Monday, May 23, 2005

Birds of heaven: Travel with Cranes by Peter Matthiessen

In the January 9, 2005 issue of Chicago Tribune Sunday book section, Bill Belleville reviewed three books about birds, including The Big Year: A Tale of Man, Nature, and Fowl Obsession by Mark Obmascik. He liked all the books, but none as much as Birds of Heaven by Peter Matthiessen, which was published in 2001. So I checked out the older book from the Thomas Ford Memorial Library.

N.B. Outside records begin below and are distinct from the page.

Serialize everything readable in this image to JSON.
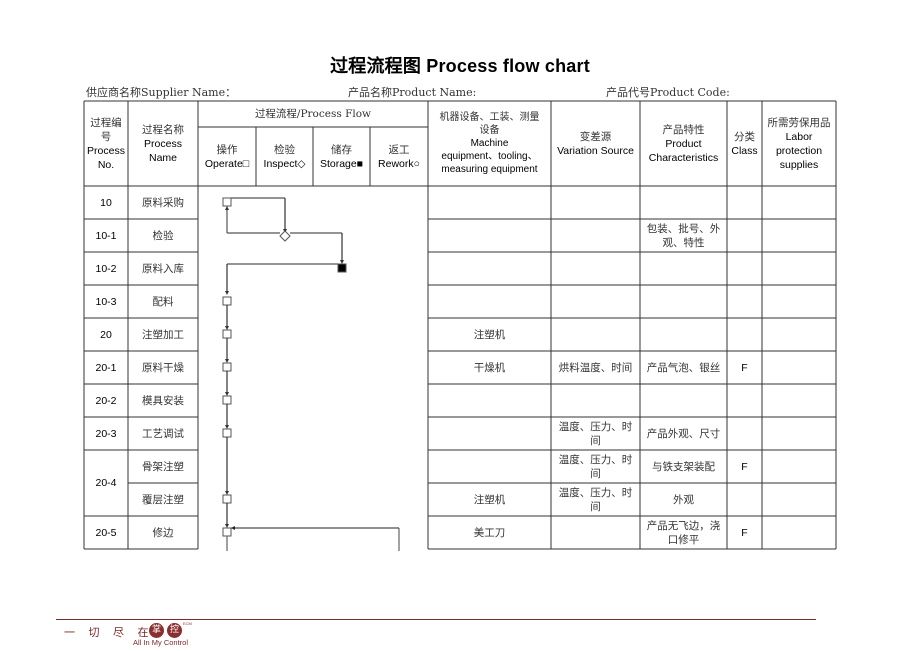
{
  "document": {
    "title": "过程流程图 Process flow chart",
    "supplier_label": "供应商名称Supplier Name：",
    "product_name_label": "产品名称Product Name:",
    "product_code_label": "产品代号Product Code:"
  },
  "table": {
    "headers": {
      "process_no": [
        "过程编",
        "号",
        "Process",
        "No."
      ],
      "process_name": [
        "过程名称",
        "Process",
        "Name"
      ],
      "process_flow": "过程流程/Process Flow",
      "flow_sub": [
        {
          "cn": "操作",
          "en": "Operate□",
          "symbol": "operate-square"
        },
        {
          "cn": "检验",
          "en": "Inspect◇",
          "symbol": "inspect-diamond"
        },
        {
          "cn": "储存",
          "en": "Storage■",
          "symbol": "storage-filled-square"
        },
        {
          "cn": "返工",
          "en": "Rework○",
          "symbol": "rework-circle"
        }
      ],
      "machine": [
        "机器设备、工装、测量",
        "设备",
        "Machine",
        "equipment、tooling、",
        "measuring equipment"
      ],
      "variation": [
        "变差源",
        "Variation Source"
      ],
      "product_char": [
        "产品特性",
        "Product",
        "Characteristics"
      ],
      "class": [
        "分类",
        "Class"
      ],
      "labor": [
        "所需劳保用品",
        "Labor",
        "protection",
        "supplies"
      ]
    },
    "rows": [
      {
        "no": "10",
        "name": "原料采购",
        "flow": "operate",
        "machine": "",
        "variation": "",
        "product": "",
        "class": "",
        "labor": ""
      },
      {
        "no": "10-1",
        "name": "检验",
        "flow": "inspect",
        "machine": "",
        "variation": "",
        "product": "包装、批号、外观、特性",
        "class": "",
        "labor": ""
      },
      {
        "no": "10-2",
        "name": "原料入库",
        "flow": "storage",
        "machine": "",
        "variation": "",
        "product": "",
        "class": "",
        "labor": ""
      },
      {
        "no": "10-3",
        "name": "配料",
        "flow": "operate",
        "machine": "",
        "variation": "",
        "product": "",
        "class": "",
        "labor": ""
      },
      {
        "no": "20",
        "name": "注塑加工",
        "flow": "operate",
        "machine": "注塑机",
        "variation": "",
        "product": "",
        "class": "",
        "labor": ""
      },
      {
        "no": "20-1",
        "name": "原料干燥",
        "flow": "operate",
        "machine": "干燥机",
        "variation": "烘料温度、时间",
        "product": "产品气泡、银丝",
        "class": "F",
        "labor": ""
      },
      {
        "no": "20-2",
        "name": "模具安装",
        "flow": "operate",
        "machine": "",
        "variation": "",
        "product": "",
        "class": "",
        "labor": ""
      },
      {
        "no": "20-3",
        "name": "工艺调试",
        "flow": "operate",
        "machine": "",
        "variation": "温度、压力、时间",
        "product": "产品外观、尺寸",
        "class": "",
        "labor": ""
      },
      {
        "no": "20-4",
        "name": "骨架注塑",
        "flow": "none",
        "machine": "",
        "variation": "温度、压力、时间",
        "product": "与铁支架装配",
        "class": "F",
        "labor": ""
      },
      {
        "no": "",
        "name": "覆层注塑",
        "flow": "operate",
        "machine": "注塑机",
        "variation": "温度、压力、时间",
        "product": "外观",
        "class": "",
        "labor": ""
      },
      {
        "no": "20-5",
        "name": "修边",
        "flow": "operate",
        "machine": "美工刀",
        "variation": "",
        "product": "产品无飞边，浇口修平",
        "class": "F",
        "labor": ""
      }
    ]
  },
  "footer": {
    "slogan": "一 切 尽 在",
    "logo_chars": [
      "掌",
      "控"
    ],
    "logo_sup": "ECM",
    "tagline": "All In My Control",
    "accent_color": "#7a2a2a"
  }
}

Peter Matthiessen must be one of the luckiest people in the world. He gets to travel all around the world to investigate the state of wildlife conservation and write about his experiences in books and in articles published in nature magazines. In Birds in Heaven, he tells about going to all the continents to see cranes in the wild. It took several years and he spent months in very remote locations with experts, including George Archibald of the International Crane Foundation.

The cranes are not so lucky. Many of the species are threatened by habitat loss and poaching and the dangers of migrations. Matthiessen had to be guided through reserves to very inaccessible places to see some of the rarer species. His quest is a good story.

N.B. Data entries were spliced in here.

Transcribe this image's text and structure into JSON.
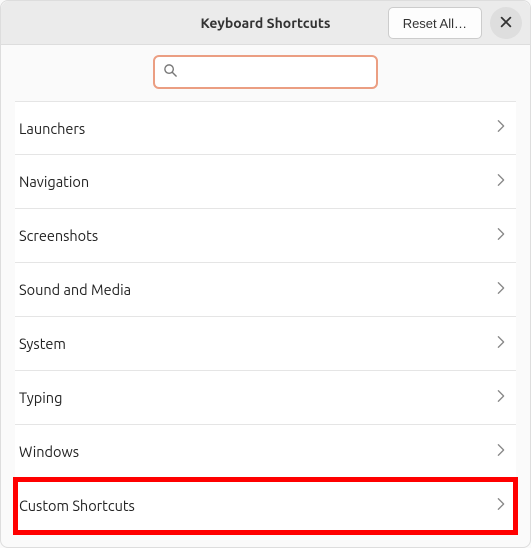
{
  "header": {
    "title": "Keyboard Shortcuts",
    "reset_label": "Reset All…"
  },
  "search": {
    "value": "",
    "placeholder": ""
  },
  "categories": [
    {
      "label": "Launchers"
    },
    {
      "label": "Navigation"
    },
    {
      "label": "Screenshots"
    },
    {
      "label": "Sound and Media"
    },
    {
      "label": "System"
    },
    {
      "label": "Typing"
    },
    {
      "label": "Windows"
    },
    {
      "label": "Custom Shortcuts",
      "highlighted": true
    }
  ]
}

Included in Birds of Heaven are two sections of color plates with beautiful illustrations by Robert Bateman. I turned to these frequently as I read Matthiessen's accounts of the species. I recommend this classic book to all nature lovers.

Matthiessen, Peter. Birds of Heaven: Travels with Cranes. New York: North Point Press, 2001. ISBN 0374199442


Shirley said...

Thanks for highlighting a work about these fabulous and charismatic birds. Although I read So Cranes May Dance by Katz many years ago, I remember it as doing a serviceable job--for those interested--of discussing the history and mission of the (shameless plug here) wonderful conservation organization, the Intnl. Crane Foundation.

ricklibrarian said...


I remember very fondly our two visits to the International Crane Foundation near Baraboo. Everyone should go. We should all go again.